Each of Mandela Move's four tracks are about 13-minutes long, which means they were probably subject to some judicious editing (Villalobos regularly submits full 30-minute recordings to labels, leaving others to decide which parts to use). The editing helps. Though each track is its own vortex of damp, squiggly texture and fussy drum patterns, they are primed for club use. Even the most standard, "Mandela Move," becomes an unexpectedly bumpy ride as it disappears into pockets of processing. Hi-hats and snares slam back in assertively before disappearing, as if Villalobos couldn't keep control of them. "Ectroscop" features a deep, writhing bassline that occasionally gets squeezed by Villalobos's dense arrangement.

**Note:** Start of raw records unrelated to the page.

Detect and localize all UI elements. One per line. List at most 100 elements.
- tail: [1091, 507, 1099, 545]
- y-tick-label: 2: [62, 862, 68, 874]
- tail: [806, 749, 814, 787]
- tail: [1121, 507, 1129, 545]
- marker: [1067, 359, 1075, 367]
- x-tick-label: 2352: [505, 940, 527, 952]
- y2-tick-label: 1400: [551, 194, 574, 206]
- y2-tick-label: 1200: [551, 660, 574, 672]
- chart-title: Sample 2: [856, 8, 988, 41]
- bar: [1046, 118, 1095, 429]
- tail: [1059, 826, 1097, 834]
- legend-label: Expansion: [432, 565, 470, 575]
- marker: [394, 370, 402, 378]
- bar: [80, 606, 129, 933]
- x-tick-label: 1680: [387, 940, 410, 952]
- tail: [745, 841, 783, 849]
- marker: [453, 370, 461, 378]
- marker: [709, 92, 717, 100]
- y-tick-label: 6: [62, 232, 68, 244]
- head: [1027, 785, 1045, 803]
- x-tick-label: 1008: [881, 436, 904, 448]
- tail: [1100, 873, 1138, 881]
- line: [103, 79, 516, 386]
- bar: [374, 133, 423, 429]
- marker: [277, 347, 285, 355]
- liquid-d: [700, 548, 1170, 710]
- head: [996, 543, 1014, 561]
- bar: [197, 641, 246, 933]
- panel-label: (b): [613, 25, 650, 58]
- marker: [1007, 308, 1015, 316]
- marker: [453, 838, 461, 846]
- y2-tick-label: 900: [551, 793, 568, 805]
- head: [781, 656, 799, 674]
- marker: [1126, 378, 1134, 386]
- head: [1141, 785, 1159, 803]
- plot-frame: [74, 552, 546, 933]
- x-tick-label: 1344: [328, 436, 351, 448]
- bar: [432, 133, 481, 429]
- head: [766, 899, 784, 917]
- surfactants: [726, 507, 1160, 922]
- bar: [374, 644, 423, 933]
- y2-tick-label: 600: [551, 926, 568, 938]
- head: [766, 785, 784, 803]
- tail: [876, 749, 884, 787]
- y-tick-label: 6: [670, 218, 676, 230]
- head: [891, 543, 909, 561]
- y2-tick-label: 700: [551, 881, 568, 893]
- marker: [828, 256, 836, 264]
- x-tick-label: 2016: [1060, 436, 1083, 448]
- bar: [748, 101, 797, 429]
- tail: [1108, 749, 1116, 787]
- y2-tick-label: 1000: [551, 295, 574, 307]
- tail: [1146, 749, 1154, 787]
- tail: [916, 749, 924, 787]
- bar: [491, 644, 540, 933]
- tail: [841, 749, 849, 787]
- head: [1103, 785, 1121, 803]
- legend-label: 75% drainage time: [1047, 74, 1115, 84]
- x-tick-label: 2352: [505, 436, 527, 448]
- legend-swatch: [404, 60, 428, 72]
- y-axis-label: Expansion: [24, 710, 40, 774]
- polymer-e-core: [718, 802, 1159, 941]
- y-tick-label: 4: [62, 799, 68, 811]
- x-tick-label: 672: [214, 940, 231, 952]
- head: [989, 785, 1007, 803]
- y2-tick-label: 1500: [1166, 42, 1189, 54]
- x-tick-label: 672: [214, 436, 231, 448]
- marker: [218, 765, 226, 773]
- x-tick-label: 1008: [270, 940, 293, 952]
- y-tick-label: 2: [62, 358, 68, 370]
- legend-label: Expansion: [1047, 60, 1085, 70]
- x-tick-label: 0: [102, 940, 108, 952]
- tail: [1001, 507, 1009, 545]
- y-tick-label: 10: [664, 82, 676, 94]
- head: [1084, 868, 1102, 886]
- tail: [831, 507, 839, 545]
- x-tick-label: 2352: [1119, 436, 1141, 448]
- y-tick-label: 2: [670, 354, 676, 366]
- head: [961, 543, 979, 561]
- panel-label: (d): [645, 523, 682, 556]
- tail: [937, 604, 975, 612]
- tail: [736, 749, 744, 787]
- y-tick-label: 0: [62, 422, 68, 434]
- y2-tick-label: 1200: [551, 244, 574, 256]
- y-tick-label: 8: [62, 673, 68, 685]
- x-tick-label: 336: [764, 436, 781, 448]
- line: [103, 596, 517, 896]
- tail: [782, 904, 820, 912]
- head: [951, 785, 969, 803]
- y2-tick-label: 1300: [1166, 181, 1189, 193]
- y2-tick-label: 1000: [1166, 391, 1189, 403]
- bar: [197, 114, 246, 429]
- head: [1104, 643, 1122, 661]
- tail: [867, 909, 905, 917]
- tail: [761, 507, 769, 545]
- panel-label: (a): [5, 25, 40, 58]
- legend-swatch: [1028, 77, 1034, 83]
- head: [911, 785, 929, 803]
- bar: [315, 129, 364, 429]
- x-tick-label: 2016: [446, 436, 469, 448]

Mandela Move bears some resemblance to Villalobos's last major release, Empirical House, but something about his latest record feels more fun and carefree. There's a goofy moment in "Beetglass" in which the distinctive clatter of the iPhone keyboard sounds, a disorienting moment that calls back to the messenger notification heard in "Tu Actitud" from 2012's Dependent And Happy. The track is unusually rollicking, with unsubtle snares and whistling synths. But along with the rest of Mandela Move, it will also keep dancers riveted.